En 1912, le Conseil régional annonce le tableau de recettes de chaque gare parmi les 30 gares au total, et un classement : la gare de Questembert se situe à la 8ème place, la gare de Ploërmel se situe à la 9ème place , la gare de Malestroit à la 11ème place, la gare de Roc-la-Chapelle est à la 14ème place. La gare de Pleucadeuc est à la 21ème place. ..La première place est remportée par Lorient et la seconde par Vannes. La 30ème et dernière place est honorée par la gare de Penthièvre (Quiberon) !

En 1915, la Compagnie des Chemins de Fer d’intérêt local du Morbihan crée le pittoresque Petit Pelot, avec voie à écartement métrique aussi. C’est le train pour le transport local, qui au départ de Ploërmel, circule à Taupont, Helléan, St-Malo-des-Trois-Fontaines, Mohon pour un terminus à la Trinité-Porhoët. Le parcours est de 25 km, réalisé en 1 h 30. Le passage sur l’ensemble des ponts est limité à la vitesse de 8 km/h. Les voyageurs ne se contentent pas des stations pour monter dans le train. Le Petit Pelot circule si lentement sur les ponts, que les usagers en profitent pour faire signe au conducteur et sauter dans le wagon en marche. Le Petit Pelot et sa locomotive à vapeur sifflent à travers la campagne à raison de 4 aller-retour quotidiens. Les cheminots se ravitaillent en eau dans les stations, mais aussi dans les lacs et rivières sur le parcours, souvent avant d’entamer une côte…Au total, il y aura 426 km de voies métriques dans l’ensemble du département.

En 1937, les 3 compagnies exploitantes du train morbihannais fusionnent pour la SNCF (Société Nationale des Chemins de Fer Français). Les 23 et 24 décembre 1938 sous la neige, 2 jours de suite le train déraille sur la ligne Locminé-Ploërmel, la première fois à Radenac et la seconde fois à hauteur du village de Cahéran, commune de Guillac. Il n’y a aucune victime, aucun blessé, mais les voyageurs regagnent Ploërmel à pied.

Des voies vertes à la place du rail

Début 1939, la SNCF écrit aux maires des communes « La fermeture du service voyageurs est prévue pour le 6 mars prochain. » A partir de cette date, les autocars remplacent les trains pour le transport de voyageurs. La guerre apporte un sursis au train, car pendant l’occupation car les Allemands l’utilisent pour construire le mur de l’Atlantique. Le trafic des trains de marchandises perdure et s’arrête progressivement à différentes dates, jusqu’en 1994. La ligne Ploërmel-La Brohinière ferme aux voyageurs le 6 mars 1972. Elle est totalement déclassée en 1994. Le Conseil régional achète les voies ferrées.

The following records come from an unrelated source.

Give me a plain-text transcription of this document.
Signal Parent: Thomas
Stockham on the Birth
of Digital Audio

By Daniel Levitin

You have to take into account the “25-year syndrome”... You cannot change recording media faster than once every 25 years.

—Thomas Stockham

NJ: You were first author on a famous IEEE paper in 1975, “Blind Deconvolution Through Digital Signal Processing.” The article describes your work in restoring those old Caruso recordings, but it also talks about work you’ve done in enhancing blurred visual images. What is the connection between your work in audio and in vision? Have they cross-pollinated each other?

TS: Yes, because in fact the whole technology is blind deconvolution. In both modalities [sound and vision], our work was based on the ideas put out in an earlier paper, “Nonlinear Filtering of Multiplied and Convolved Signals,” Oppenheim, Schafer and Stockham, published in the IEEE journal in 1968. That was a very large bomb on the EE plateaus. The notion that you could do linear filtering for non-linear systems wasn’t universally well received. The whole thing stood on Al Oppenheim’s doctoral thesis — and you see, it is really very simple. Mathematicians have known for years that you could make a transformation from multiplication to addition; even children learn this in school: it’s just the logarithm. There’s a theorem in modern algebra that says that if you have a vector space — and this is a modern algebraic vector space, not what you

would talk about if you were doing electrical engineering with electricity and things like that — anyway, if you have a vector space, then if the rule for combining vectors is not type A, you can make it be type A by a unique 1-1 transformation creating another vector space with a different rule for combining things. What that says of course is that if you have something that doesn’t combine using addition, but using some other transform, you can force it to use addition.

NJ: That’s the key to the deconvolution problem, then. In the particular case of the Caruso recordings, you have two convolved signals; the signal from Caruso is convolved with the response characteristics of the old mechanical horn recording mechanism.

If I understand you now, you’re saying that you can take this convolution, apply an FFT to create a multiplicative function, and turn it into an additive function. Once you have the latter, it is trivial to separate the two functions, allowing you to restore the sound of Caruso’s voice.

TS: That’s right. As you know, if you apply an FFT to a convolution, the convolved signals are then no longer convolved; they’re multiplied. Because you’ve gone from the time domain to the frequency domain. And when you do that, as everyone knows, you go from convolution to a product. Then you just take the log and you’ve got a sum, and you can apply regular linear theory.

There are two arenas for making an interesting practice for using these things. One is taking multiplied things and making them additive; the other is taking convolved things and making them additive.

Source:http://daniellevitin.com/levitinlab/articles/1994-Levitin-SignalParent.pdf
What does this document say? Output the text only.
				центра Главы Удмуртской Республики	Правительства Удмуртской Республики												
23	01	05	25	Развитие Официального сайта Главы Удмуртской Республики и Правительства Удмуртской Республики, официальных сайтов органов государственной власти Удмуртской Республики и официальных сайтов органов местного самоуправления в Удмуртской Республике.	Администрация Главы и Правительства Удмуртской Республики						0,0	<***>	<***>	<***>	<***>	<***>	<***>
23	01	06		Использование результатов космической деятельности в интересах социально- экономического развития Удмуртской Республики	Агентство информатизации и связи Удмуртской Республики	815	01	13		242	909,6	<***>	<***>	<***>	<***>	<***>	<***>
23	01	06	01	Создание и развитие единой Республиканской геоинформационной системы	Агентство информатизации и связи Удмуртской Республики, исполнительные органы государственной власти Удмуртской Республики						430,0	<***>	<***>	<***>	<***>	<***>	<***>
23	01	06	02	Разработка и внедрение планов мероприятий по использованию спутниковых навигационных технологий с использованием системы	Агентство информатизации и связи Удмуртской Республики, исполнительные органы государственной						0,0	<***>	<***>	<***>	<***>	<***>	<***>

En 2002, il inaugure 53 km de voie verte, entre Questembert et Mauron qui traverse Ploërmel. Une autre ancienne voie ferrée offre 47 km de voie verte, entre Messac-Guipry et Ploërmel. Elle traverse Guer et Porcaro. Les voies vertes sont toutes sécurisées et réservées aux piétons, chevaux et vélos. Elles sont interdites à tous véhicules à moteur, sauf aux véhicules de secours et d’entretien..

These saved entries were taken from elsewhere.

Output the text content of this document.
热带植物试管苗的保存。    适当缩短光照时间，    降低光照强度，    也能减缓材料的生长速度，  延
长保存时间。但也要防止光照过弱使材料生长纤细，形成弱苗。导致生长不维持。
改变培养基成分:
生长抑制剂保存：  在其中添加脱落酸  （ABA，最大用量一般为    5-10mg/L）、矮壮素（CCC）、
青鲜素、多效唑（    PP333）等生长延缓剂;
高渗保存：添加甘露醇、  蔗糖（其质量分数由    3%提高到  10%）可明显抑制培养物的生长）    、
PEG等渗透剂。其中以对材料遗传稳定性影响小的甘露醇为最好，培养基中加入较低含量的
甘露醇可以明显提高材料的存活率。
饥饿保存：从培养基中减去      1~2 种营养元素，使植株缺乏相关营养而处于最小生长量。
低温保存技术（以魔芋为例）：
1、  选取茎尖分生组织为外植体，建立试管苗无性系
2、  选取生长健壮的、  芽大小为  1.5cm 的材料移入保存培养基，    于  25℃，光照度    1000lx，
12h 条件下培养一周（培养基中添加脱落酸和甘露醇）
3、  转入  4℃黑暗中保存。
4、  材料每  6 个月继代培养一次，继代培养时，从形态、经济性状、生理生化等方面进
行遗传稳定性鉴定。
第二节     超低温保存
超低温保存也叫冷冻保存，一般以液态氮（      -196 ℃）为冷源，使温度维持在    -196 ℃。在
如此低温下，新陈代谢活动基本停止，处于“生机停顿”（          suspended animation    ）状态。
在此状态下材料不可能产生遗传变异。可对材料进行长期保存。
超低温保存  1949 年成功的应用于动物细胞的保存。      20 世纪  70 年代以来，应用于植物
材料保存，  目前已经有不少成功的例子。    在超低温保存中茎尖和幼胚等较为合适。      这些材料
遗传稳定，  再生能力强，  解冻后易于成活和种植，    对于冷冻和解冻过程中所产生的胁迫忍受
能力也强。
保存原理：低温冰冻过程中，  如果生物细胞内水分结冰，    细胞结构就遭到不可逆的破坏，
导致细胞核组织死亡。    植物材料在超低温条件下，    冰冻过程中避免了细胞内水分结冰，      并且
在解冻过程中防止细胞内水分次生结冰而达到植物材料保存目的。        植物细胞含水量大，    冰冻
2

Ces lignes départementales et locales conservent de nos jours, encore un beau patrimoine : des gares (la plupart sont construites en granit, celle de Ploërmel est en briques), des maisons de gardes barrières (dont 21 sur la ligne Ploërmel-La Brohinière), des passage-à niveau (barrières et signal automatique), des ponts, des voies ferrées, les ponts-bascules des gares utilisés encore parfois : à découvrir, le plus facilement, en empruntant les voies vertes du secteur.